For most of human history, the things we couldn’t explain, we called mystical. The movement of stars, the trajectories of projectiles, the behavior of gases. Then, over the course of a few centuries, we pulled these phenomena into the domain of human inquiry. We called it science.

What’s remarkable, in retrospect, is how terse those explanations turned out to be. F=ma. E=mc². PV=nRT.

The Enlightenment and its intellectual descendants gave us a powerful toolkit for taming the complicated. And then we made the natural mistake of assuming that toolkit would scale to everything.

The concepts they developed were descriptive rather than prescriptive. Knowing that a system exhibits power law behavior tells you the shape of what will happen without telling you the specifics. You couldn’t pick these principles up and use them to intervene in the world with precision.

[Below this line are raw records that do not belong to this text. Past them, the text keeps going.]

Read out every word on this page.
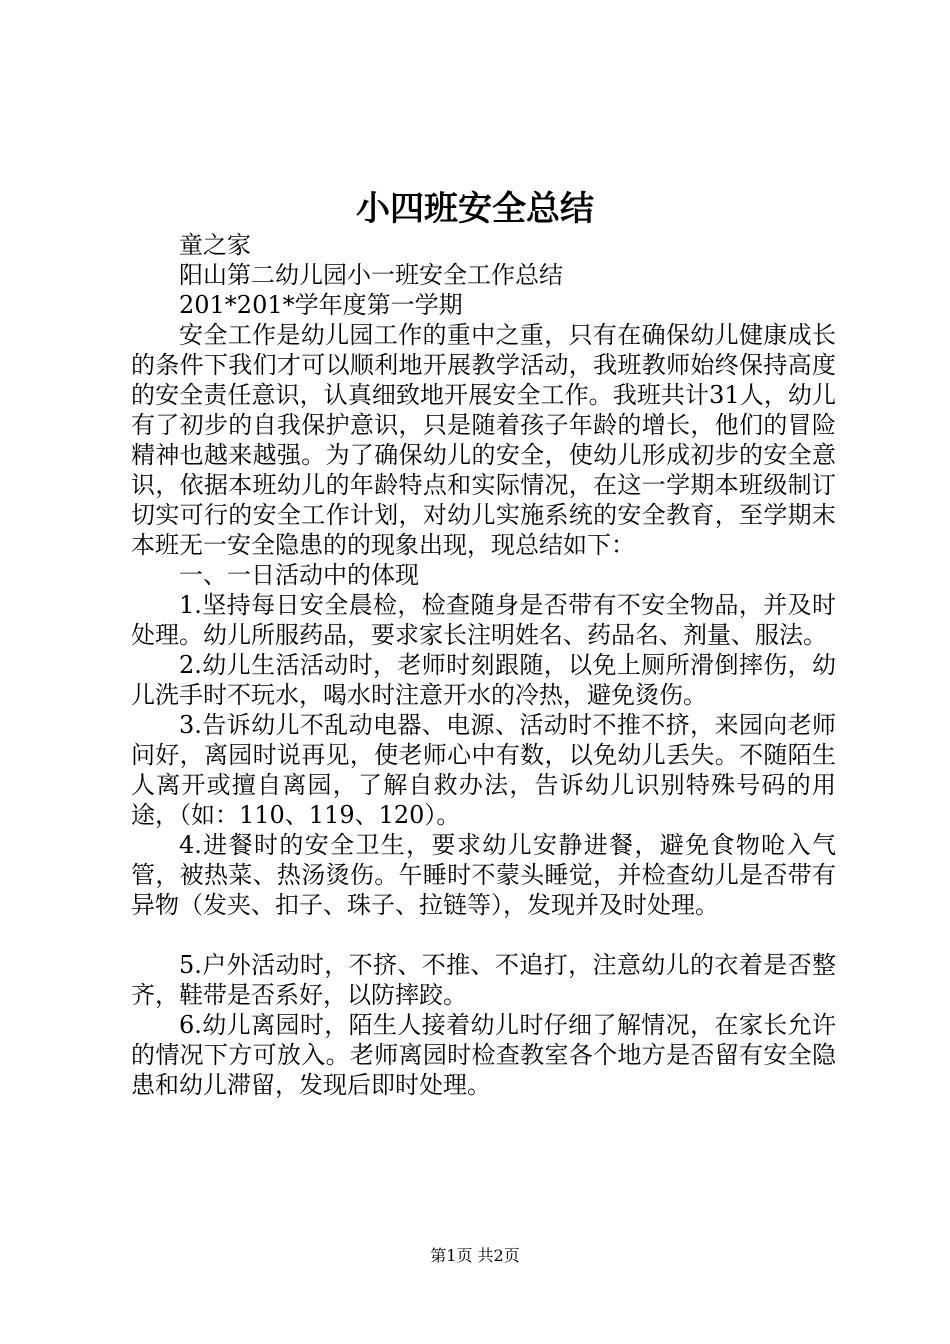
小四班安全总结

童之家

阳山第二幼儿园小一班安全工作总结

201*201*学年度第一学期

安全工作是幼儿园工作的重中之重，只有在确保幼儿健康成长的条件下我们才可以顺利地开展教学活动，我班教师始终保持高度的安全责任意识，认真细致地开展安全工作。我班共计31人，幼儿有了初步的自我保护意识，只是随着孩子年龄的增长，他们的冒险精神也越来越强。为了确保幼儿的安全，使幼儿形成初步的安全意识，依据本班幼儿的年龄特点和实际情况，在这一学期本班级制订切实可行的安全工作计划，对幼儿实施系统的安全教育，至学期末本班无一安全隐患的的现象出现，现总结如下：

一、一日活动中的体现

1.坚持每日安全晨检，检查随身是否带有不安全物品，并及时处理。幼儿所服药品，要求家长注明姓名、药品名、剂量、服法。

2.幼儿生活活动时，老师时刻跟随，以免上厕所滑倒摔伤，幼儿洗手时不玩水，喝水时注意开水的冷热，避免烫伤。

3.告诉幼儿不乱动电器、电源、活动时不推不挤，来园向老师问好，离园时说再见，使老师心中有数，以免幼儿丢失。不随陌生人离开或擅自离园，了解自救办法，告诉幼儿识别特殊号码的用途，（如：110、119、120）。

4.进餐时的安全卫生，要求幼儿安静进餐，避免食物呛入气管，被热菜、热汤烫伤。午睡时不蒙头睡觉，并检查幼儿是否带有异物（发夹、扣子、珠子、拉链等），发现并及时处理。

5.户外活动时，不挤、不推、不追打，注意幼儿的衣着是否整齐，鞋带是否系好，以防摔跤。

6.幼儿离园时，陌生人接着幼儿时仔细了解情况，在家长允许的情况下方可放入。老师离园时检查教室各个地方是否留有安全隐患和幼儿滞留，发现后即时处理。

第1页 共2页
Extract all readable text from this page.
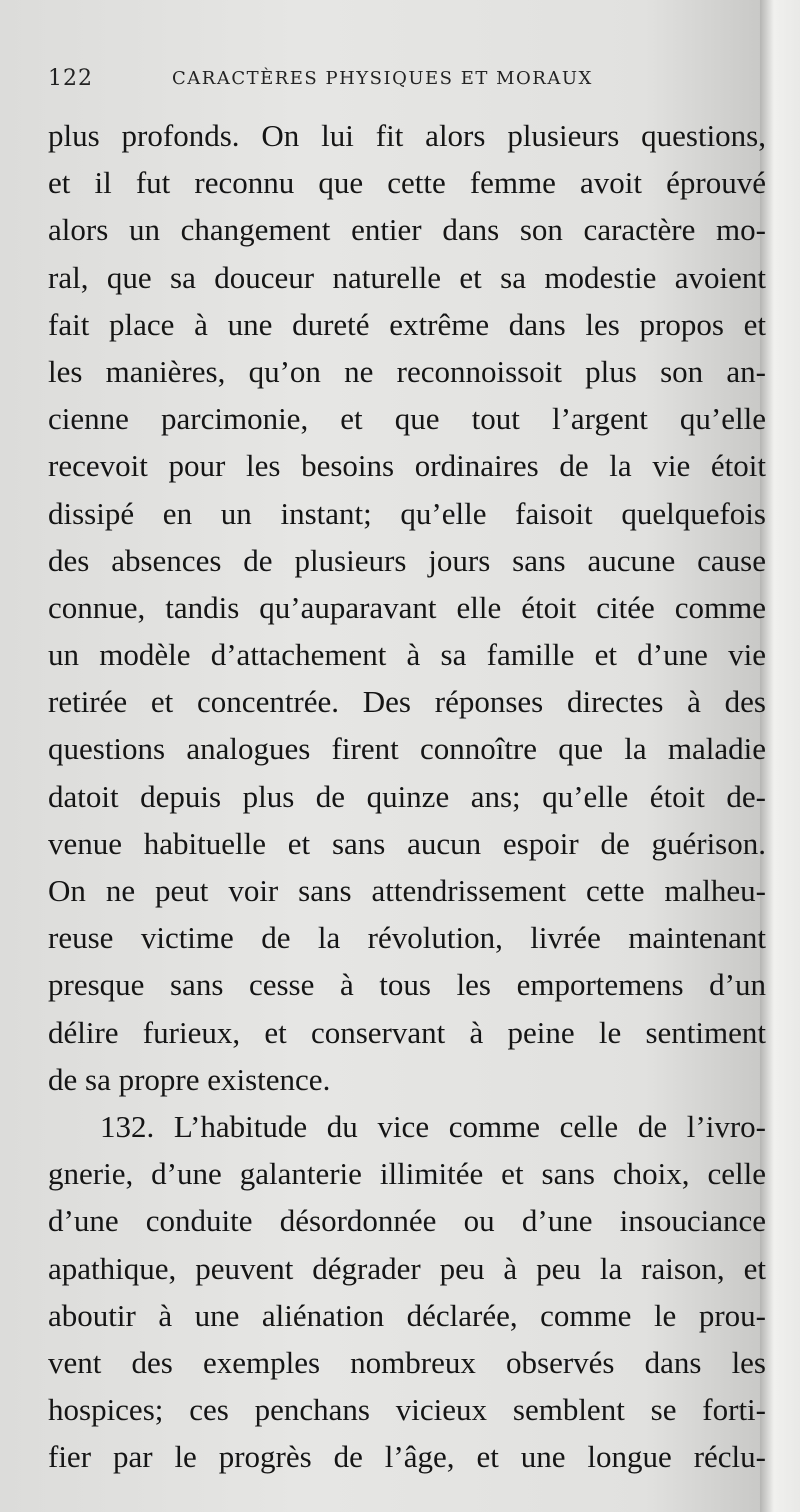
122	CARACTÈRES PHYSIQUES ET MORAUX
plus profonds. On lui fit alors plusieurs questions,
et il fut reconnu que cette femme avoit éprouvé
alors un changement entier dans son caractère mo-
ral, que sa douceur naturelle et sa modestie avoient
fait place à une dureté extrême dans les propos et
les manières, qu’on ne reconnoissoit plus son an-
cienne parcimonie, et que tout l’argent qu’elle
recevoit pour les besoins ordinaires de la vie étoit
dissipé en un instant; qu’elle faisoit quelquefois
des absences de plusieurs jours sans aucune cause
connue, tandis qu’auparavant elle étoit citée comme
un modèle d’attachement à sa famille et d’une vie
retirée et concentrée. Des réponses directes à des
questions analogues firent connoître que la maladie
datoit depuis plus de quinze ans; qu’elle étoit de-
venue habituelle et sans aucun espoir de guérison.
On ne peut voir sans attendrissement cette malheu-
reuse victime de la révolution, livrée maintenant
presque sans cesse à tous les emportemens d’un
délire furieux, et conservant à peine le sentiment
de sa propre existence.
132. L’habitude du vice comme celle de l’ivro-
gnerie, d’une galanterie illimitée et sans choix, celle
d’une conduite désordonnée ou d’une insouciance
apathique, peuvent dégrader peu à peu la raison, et
aboutir à une aliénation déclarée, comme le prou-
vent des exemples nombreux observés dans les
hospices; ces penchans vicieux semblent se forti-
fier par le progrès de l’âge, et une longue réclu-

Take large language models. Fundamentally, a large language model is a compressed model of an extraordinarily complex system, the totality of human language use, which itself reflects human thought, culture, social dynamics, and reasoning. The compression ratio is enormous. The model is unimaginably smaller than the system it represents. That makes it a theory of that system, in every sense that matters, a lossy but useful representation that lets you make predictions and run counterfactuals.

So perhaps there are two layers of theory here. The system-specific layer, the trained weights, is large and particular to its domain. This will likely always be true. The theory of this economy or this climate will always be vast.

But the meta-layer, the minimal architecture that can learn to represent arbitrary complex systems, might be compact and universal. It might be exactly the kind of good explanation Deutsch would champion.

Source

I’ve long been very interested in complexity theory. It had its moment back in the late 1980s and early 1990s with chaos theory and a very popular science book from James Gleick.

Benoit Mandelbrot, he of the famed Mandelbrot set, and one of the originators of the science. was something of a rock star.

In this long but very readable and I found engaging essay, Sean Linehan Argues that large language models, attention-based models, are a new science. I highly recommend reading this, even if it’s not something you’ll apply in your everyday work.